A Pigeon Sat on a Branch Reflecting on Existence (Swedish: En duva
satt på en gren och funderade på tillvaron) is a 2014 internationally
co-produced black comedy-drama film written and directed by Roy
Andersson. It is the third installment in his "Living" trilogy,
following Songs from the Second Floor (2000) and You, the Living (2007).
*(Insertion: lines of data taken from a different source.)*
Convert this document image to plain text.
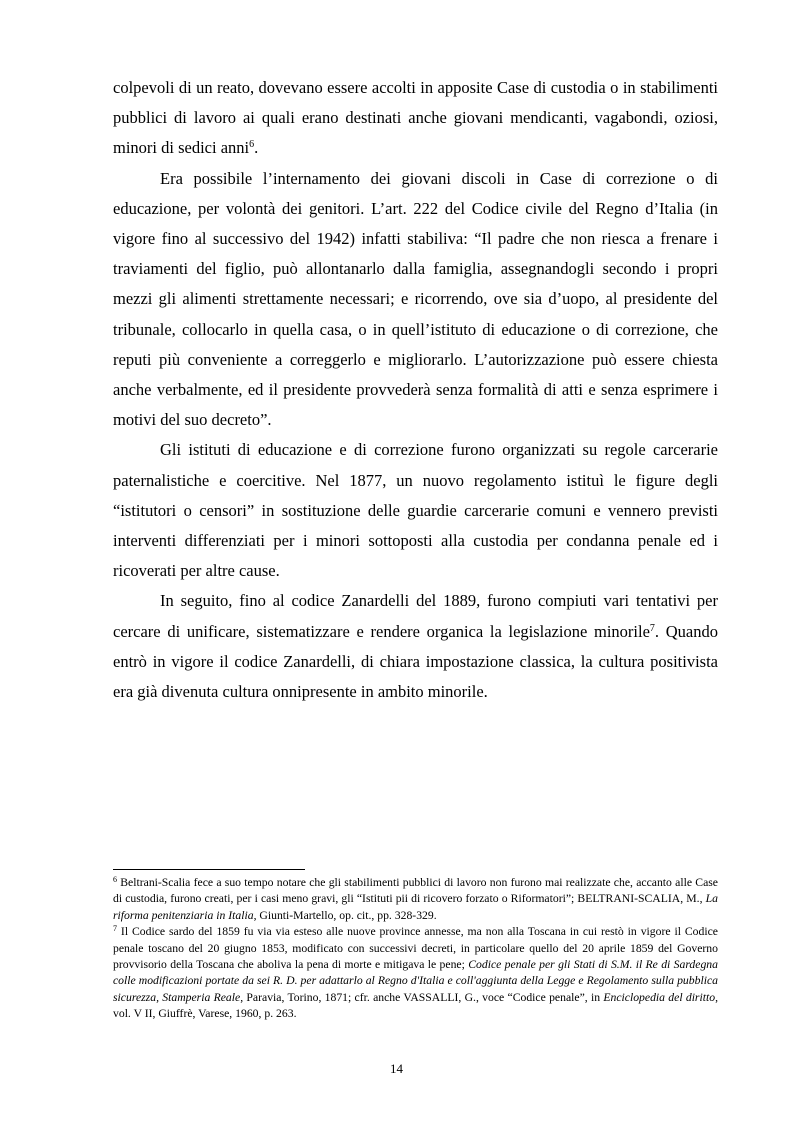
colpevoli di un reato, dovevano essere accolti in apposite Case di custodia o in stabilimenti pubblici di lavoro ai quali erano destinati anche giovani mendicanti, vagabondi, oziosi, minori di sedici anni$^6$.

Era possibile l’internamento dei giovani discoli in Case di correzione o di educazione, per volontà dei genitori. L’art. 222 del Codice civile del Regno d’Italia (in vigore fino al successivo del 1942) infatti stabiliva: “Il padre che non riesca a frenare i traviamenti del figlio, può allontanarlo dalla famiglia, assegnandogli secondo i propri mezzi gli alimenti strettamente necessari; e ricorrendo, ove sia d’uopo, al presidente del tribunale, collocarlo in quella casa, o in quell’istituto di educazione o di correzione, che reputi più conveniente a correggerlo e migliorarlo. L’autorizzazione può essere chiesta anche verbalmente, ed il presidente provvederà senza formalità di atti e senza esprimere i motivi del suo decreto”.

Gli istituti di educazione e di correzione furono organizzati su regole carcerarie paternalistiche e coercitive. Nel 1877, un nuovo regolamento istituì le figure degli “istitutori o censori” in sostituzione delle guardie carcerarie comuni e vennero previsti interventi differenziati per i minori sottoposti alla custodia per condanna penale ed i ricoverati per altre cause.

In seguito, fino al codice Zanardelli del 1889, furono compiuti vari tentativi per cercare di unificare, sistematizzare e rendere organica la legislazione minorile$^7$. Quando entrò in vigore il codice Zanardelli, di chiara impostazione classica, la cultura positivista era già divenuta cultura onnipresente in ambito minorile.

$^6$ Beltrani-Scalia fece a suo tempo notare che gli stabilimenti pubblici di lavoro non furono mai realizzate che, accanto alle Case di custodia, furono creati, per i casi meno gravi, gli “Istituti pii di ricovero forzato o Riformatori”; BELTRANI-SCALIA, M., La riforma penitenziaria in Italia, Giunti-Martello, op. cit., pp. 328-329.

$^7$ Il Codice sardo del 1859 fu via via esteso alle nuove province annesse, ma non alla Toscana in cui restò in vigore il Codice penale toscano del 20 giugno 1853, modificato con successivi decreti, in particolare quello del 20 aprile 1859 del Governo provvisorio della Toscana che aboliva la pena di morte e mitigava le pene; Codice penale per gli Stati di S.M. il Re di Sardegna colle modificazioni portate da sei R. D. per adattarlo al Regno d'Italia e coll'aggiunta della Legge e Regolamento sulla pubblica sicurezza, Stamperia Reale, Paravia, Torino, 1871; cfr. anche VASSALLI, G., voce “Codice penale”, in Enciclopedia del diritto, vol. V II, Giuffrè, Varese, 1960, p. 263.

14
It premiered at the 71st Venice International Film Festival where it
was awarded the Golden Lion for Best Film. It was selected as the
Swedish entry for the Best Foreign Language Film at the 88th Academy
Awards but it was not nominated.
Its title is a reference to the 1565 painting The Hunters in the Snow by
Pieter Bruegel the Elder. The painting depicts a rural wintertime
scene, with some birds perched on tree branches. Andersson said he
imagined that the birds in the scene are watching the people below and
wonder what they are doing. He explained the title of the film as a
"different way of saying 'what are we actually doing', that's what the
movie is about." At the Venice Film Festival, Andersson said that the
film had been inspired by the 1948 Italian film Bicycle Thieves by
Vittorio De Sica.
Plot
The movie consists of a series of mostly
self-contained tableaux, sometimes connected by recurring themes or
characters. The story loosely follows two traveling novelty salesmen,
Jonathan and Sam, who live in a desolate flophouse, and their
unsuccessful attempts to win customers for their joke articles (vampire
teeth, laughing bags and a monster mask). Although there is no main
storyline in the traditional sense, all scenes are connected.